Recursive Bayesian Modeling

Sampling Model
  • To illustrate recursive Bayesian analysis and build the necessary skills for state-space modeling, we will start with a situation where the object is not moving in time. The book presents the idea that “you were lost at sea, on a small island, and \(\theta\) was your unknown position (univariate, say distance from the coast).” The observations are then modeled as: \[y_t = \theta + \epsilon_t, \; \; \; \epsilon_t \sim N(0,\sigma^2) \; \text{and $\epsilon_t$ are iid.}\] in other words \[p(y|\theta) \sim N(\theta,\sigma^2) \] This model is known as the sampling model.
Prior Distribution
  • To estimate the position of the object in a Bayesian framework, it is necessary to start with a prior belief about the location of \(\theta\). This is constructed as a distribution \[p(\theta) \sim N(\mu_0, C_0),\] which is called a prior distribution.
Posterior Distribution
  • The final step in any Bayesian analysis is calculating, or sampling from, the posterior distribution. The posterior distribution, \(p(\theta|y)\) can be thought of an update to the prior belief after observing the data (\(y\)).

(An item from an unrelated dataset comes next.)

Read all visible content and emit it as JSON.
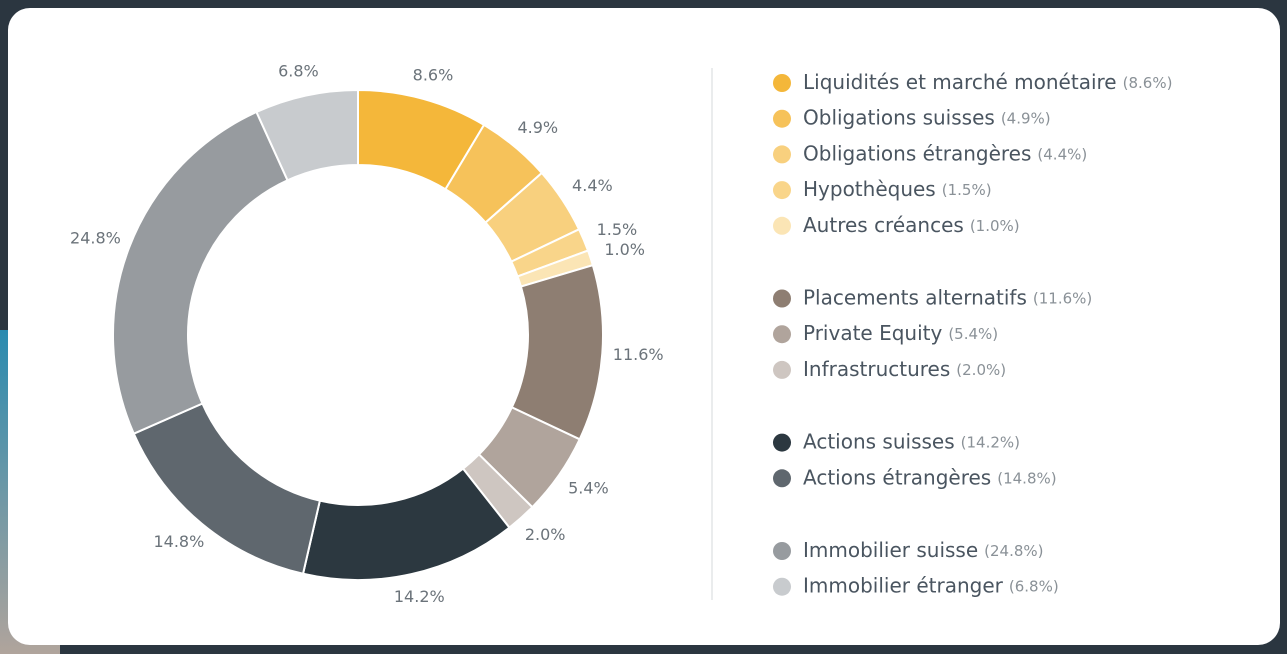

  • In this setting with a normal sampling model and a normal prior distribution, the posterior is also from the normal family.

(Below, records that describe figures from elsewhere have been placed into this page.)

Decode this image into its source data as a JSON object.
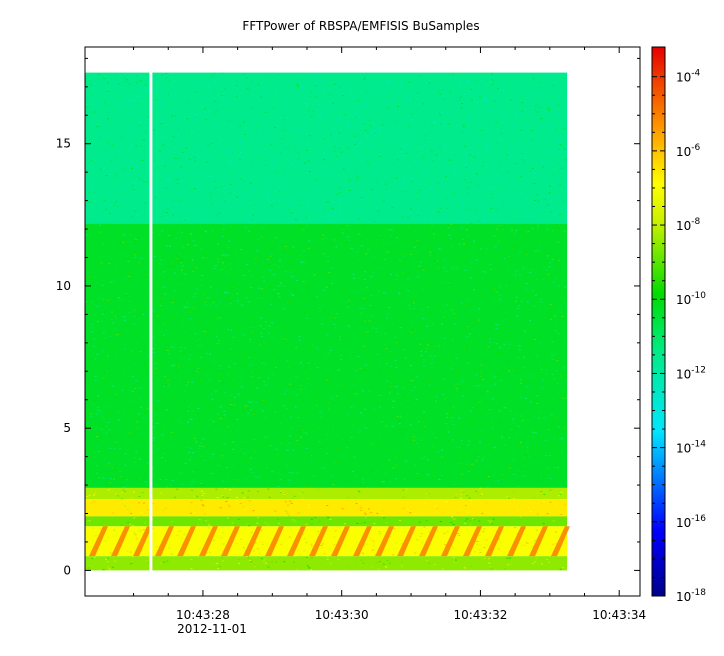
{
  "chart_data": {
    "type": "heatmap",
    "title": "FFTPower of RBSPA/EMFISIS  BuSamples",
    "xlabel": "",
    "ylabel": "",
    "x_tick_labels": [
      "10:43:28",
      "10:43:30",
      "10:43:32",
      "10:43:34"
    ],
    "x_tick_values_sec": [
      28,
      30,
      32,
      34
    ],
    "x_date_label": "2012-11-01",
    "x_range_sec": [
      26.3,
      34.3
    ],
    "data_x_range_sec": [
      26.3,
      33.25
    ],
    "gap_x_sec": 27.25,
    "y_tick_labels": [
      "0",
      "5",
      "10",
      "15"
    ],
    "y_tick_values": [
      0,
      5,
      10,
      15
    ],
    "ylim": [
      -0.9,
      18.4
    ],
    "data_y_range": [
      0,
      17.5
    ],
    "colorbar": {
      "scale": "log",
      "range_exponent": [
        -18,
        -3.2
      ],
      "tick_base": "10",
      "tick_exponents": [
        "-4",
        "-6",
        "-8",
        "-10",
        "-12",
        "-14",
        "-16",
        "-18"
      ],
      "tick_exponent_values": [
        -4,
        -6,
        -8,
        -10,
        -12,
        -14,
        -16,
        -18
      ]
    },
    "bands": [
      {
        "y_from": 12.2,
        "y_to": 17.5,
        "log_power": -11.5
      },
      {
        "y_from": 2.9,
        "y_to": 12.2,
        "log_power": -10.3
      },
      {
        "y_from": 2.5,
        "y_to": 2.9,
        "log_power": -8.2
      },
      {
        "y_from": 1.9,
        "y_to": 2.5,
        "log_power": -6.6
      },
      {
        "y_from": 1.55,
        "y_to": 1.9,
        "log_power": -8.8
      },
      {
        "y_from": 0.5,
        "y_to": 1.55,
        "log_power": -7.0
      },
      {
        "y_from": 0.0,
        "y_to": 0.5,
        "log_power": -8.5
      }
    ]
  }
}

  • In particular, the posterior distribution can be calculated in a recursive framework after observing each successive data point using the equation 1.3 in the DLM text, where the posterior \(p(\theta|y_1, \dots, y_n) \sim N(\mu_n, C_n).\) \[\begin{eqnarray*} \mu_n &=& \frac{C_{n-1}}{C_{n-1} + \sigma^2} y_n + \left(1 - \frac{C_{n-1}}{C_{n-1}+\sigma^2}\right) \mu_{n-1}\\ &=& \mu_{n-1} + \frac{C_{n-1}}{C_{n-1} + \sigma^2}(y_n - \mu_{n-1}) \end{eqnarray*}\] and \[\begin{eqnarray*} C_n &=& \left(\frac{1}{\sigma^2} + \frac{1}{C_{n-1}}\right)^{-1} \\ &=& \frac{\sigma^2 C_{n-1}}{\sigma^2 + C_{n-1}} \end{eqnarray*}\]
Demonstration
  1. Start with prior distribution, say \(\theta \sim N(\mu_0 = 0,C_0 =100)\).
set.seed(09212018)
library(dplyr)
library(ggplot2)
mu0 = 0
C0 = 100
x <- seq(-25,25, by=1)
prior.dist <- data.frame(x=x, p.x = dnorm(x,mean=mu0,sd=sqrt(C0)))
fig <- ggplot(data=prior.dist, aes(x=x,y=p.x)) + geom_line() + ggtitle('Prior Distribution')
fig       

  1. Simulate one response from the sampling model, \(p(y|\theta)\). Let \(\theta = 10\) and \(\sigma^2 = 4\).
theta.true = 10
sigma.sq.true = 4
y1 <- rnorm(1, mean=theta.true, sd = sqrt(sigma.sq.true))
fig <- fig + annotate("text", x = y1, y = 0, label = "1", color = 'dodgerblue4') + ggtitle('Prior Distribution and first observed point')
fig

  1. Update posterior distribution after one point
mu1 <- mu0 + (C0 / (C0 + sigma.sq.true)) * (y1 - mu0)
C1 <- (sigma.sq.true * C0) / (sigma.sq.true + C0)
post.dist1 <- data.frame(x=x, p.x = dnorm(x,mean=mu1,sd=sqrt(C1)))
fig <- fig + geom_line(data=post.dist1, aes(x=x, y=p.x), color='red') + ggtitle('Updated posterior distribution') + labs(caption='prior distribution in black, posterior after one point in red') 
fig

  1. Now continue this process with 2 more data points. Note that the posterior \(p(\theta|y_1)\) serves as a prior for the second data point; hence, the idea of recursive updating.